After this line, provide your approximation mappings. These mappings can take two forms, as shown in these examples:

&mdash  '--'
0x0141      'L'

In the first form, you can specify an HTML entity name, written with a leading ampersand (&) as it is in HTML source code. In the second form, you use a number (the "0x" prefix indicates that the number is in hexadecimal; you can specify a decimal number by omitting the "0x" prefix, but the Unicode listings specify everything in hex so you would probably want to use hex most of the time).

In both forms, the first item on the line specifies the Unicode character to be mapped to a local approximation, and the rest of the line specifies a string of Unicode characters to substitute for the original Unicode character. The simplest way to specify the substitution string is to enclose a string in single quote marks; this works if all of the substituted characters are plain ASCII characters (in the Unicode range 0 to 255). If you want to substitute any Unicode characters outside of the plain ASCII range, use numbers to specify the Unicode code points of the substitution:

&mdash  0x2d 0x2d

The numeric form eliminates any character set translation issues with respect to the character mapping source file itself (the last thing we need to worry about at this point is how mapping files are mapped!).

Important: the substitution string is a set of Unicode characters, not local characters. These Unicode characters are themselves further translated into local characters. Note that the Unicode characters in the substitution string must appear in the local-to-Unicode mapping section; you cannot substitute a character with no mapping, and you cannot substitute a character that itself has an approximation mapping. The character mapper automatically translates the substitution string to the local character set for display.

The reason that the substitution string is specified with Unicode characters rather than local characters is that this allows programs to perform the approximation substitutions entirely in the Unicode domain, and then know for certain that each Unicode character in the substituted string will translate to exactly one local character. This is important because it allows programs using the character mappings to process the results of any multiple-character substitutions in the Unicode domain; for example, the TADS Interpreter's output formatter uses this information to perform word wrapping on the text that results from substituting the approximation mappings, which must be done in the Unicode domain.
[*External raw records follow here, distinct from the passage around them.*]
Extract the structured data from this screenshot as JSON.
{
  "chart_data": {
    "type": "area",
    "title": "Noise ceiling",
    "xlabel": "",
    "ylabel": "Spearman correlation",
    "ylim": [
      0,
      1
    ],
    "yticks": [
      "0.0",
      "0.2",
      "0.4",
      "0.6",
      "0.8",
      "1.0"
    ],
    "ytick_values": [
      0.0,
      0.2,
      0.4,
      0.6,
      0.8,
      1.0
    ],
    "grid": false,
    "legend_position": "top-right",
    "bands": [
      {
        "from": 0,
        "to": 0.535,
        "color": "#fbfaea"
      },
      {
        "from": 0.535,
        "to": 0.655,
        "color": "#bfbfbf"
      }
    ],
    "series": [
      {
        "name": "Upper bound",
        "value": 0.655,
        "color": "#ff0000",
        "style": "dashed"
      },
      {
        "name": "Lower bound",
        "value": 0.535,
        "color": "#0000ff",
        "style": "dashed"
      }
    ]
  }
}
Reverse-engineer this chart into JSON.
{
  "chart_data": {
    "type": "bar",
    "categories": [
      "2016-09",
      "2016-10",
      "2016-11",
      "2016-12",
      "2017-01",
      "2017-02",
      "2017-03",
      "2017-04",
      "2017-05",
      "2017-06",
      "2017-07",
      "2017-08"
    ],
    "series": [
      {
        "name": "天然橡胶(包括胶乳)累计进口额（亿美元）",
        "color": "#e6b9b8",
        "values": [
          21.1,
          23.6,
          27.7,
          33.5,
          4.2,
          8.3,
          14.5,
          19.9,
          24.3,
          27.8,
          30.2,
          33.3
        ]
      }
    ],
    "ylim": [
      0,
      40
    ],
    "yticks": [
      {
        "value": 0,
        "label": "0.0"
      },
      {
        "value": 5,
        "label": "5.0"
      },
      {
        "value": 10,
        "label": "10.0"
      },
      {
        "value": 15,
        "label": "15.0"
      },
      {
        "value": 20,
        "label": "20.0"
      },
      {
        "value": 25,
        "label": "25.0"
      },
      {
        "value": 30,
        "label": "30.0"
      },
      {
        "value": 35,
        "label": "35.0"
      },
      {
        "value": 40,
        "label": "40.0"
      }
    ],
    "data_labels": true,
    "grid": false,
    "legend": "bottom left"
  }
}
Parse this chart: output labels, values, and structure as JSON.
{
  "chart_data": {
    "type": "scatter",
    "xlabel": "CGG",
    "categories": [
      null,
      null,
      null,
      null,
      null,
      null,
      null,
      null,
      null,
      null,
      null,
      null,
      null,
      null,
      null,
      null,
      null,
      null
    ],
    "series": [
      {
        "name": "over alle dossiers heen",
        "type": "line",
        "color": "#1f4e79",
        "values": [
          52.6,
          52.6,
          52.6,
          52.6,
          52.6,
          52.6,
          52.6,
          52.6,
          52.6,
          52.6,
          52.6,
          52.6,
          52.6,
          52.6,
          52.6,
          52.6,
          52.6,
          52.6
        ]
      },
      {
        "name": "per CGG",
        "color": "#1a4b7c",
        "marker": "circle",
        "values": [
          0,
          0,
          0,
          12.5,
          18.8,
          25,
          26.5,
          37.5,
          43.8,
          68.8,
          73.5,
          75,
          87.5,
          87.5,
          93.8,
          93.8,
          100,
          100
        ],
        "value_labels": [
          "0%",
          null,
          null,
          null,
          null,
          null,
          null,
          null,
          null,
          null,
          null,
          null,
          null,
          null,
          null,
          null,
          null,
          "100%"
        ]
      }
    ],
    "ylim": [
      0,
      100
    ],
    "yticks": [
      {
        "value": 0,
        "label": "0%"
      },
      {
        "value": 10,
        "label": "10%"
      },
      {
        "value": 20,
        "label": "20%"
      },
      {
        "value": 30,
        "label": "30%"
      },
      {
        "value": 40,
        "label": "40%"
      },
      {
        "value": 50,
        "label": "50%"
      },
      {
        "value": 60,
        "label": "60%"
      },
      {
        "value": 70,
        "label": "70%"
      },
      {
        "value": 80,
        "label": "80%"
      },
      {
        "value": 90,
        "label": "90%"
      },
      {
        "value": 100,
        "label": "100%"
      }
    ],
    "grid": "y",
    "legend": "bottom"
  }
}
You might wonder why the character mapping file has two separate sections - one for mappings from local to Unicode, and the other for approximation mappings. The reason for this dichotomy is that the character mapper treats the local-to-Unicode mappings as reversible - each mapping establishes that the local character will be translated on input to the given Unicode character, and also that the Unicode character will be translated to the local character on output; in order to be reversible, the local-to-Unicode entries must be unique, one-to-one mappings. The Unicode-to-local section, on the other hand, does not need to provide a unique mapping for each character, because the character mapper does not assume that these mappings are reversible - this is a one-way mapping. This is all designed as a time-saver for people creating character mappings - if one or the other of these sections weren't reversible, you'd always have to specify a full set for both directions, because neither set could be reversed to infer the other; the logical choice for the reversible mappings is the local-to-Unicode set, because the local character set will almost always be a small subset of the Unicode set, and hence it is frequently desirable to map several Unicode characters to a single local character, but not vice versa.

For some approximation mapping examples, refer to the default 7-bit ASCII mapping file "us-ascii.txt" (in the "charmap" subdirectory of the TADS 3 distribution).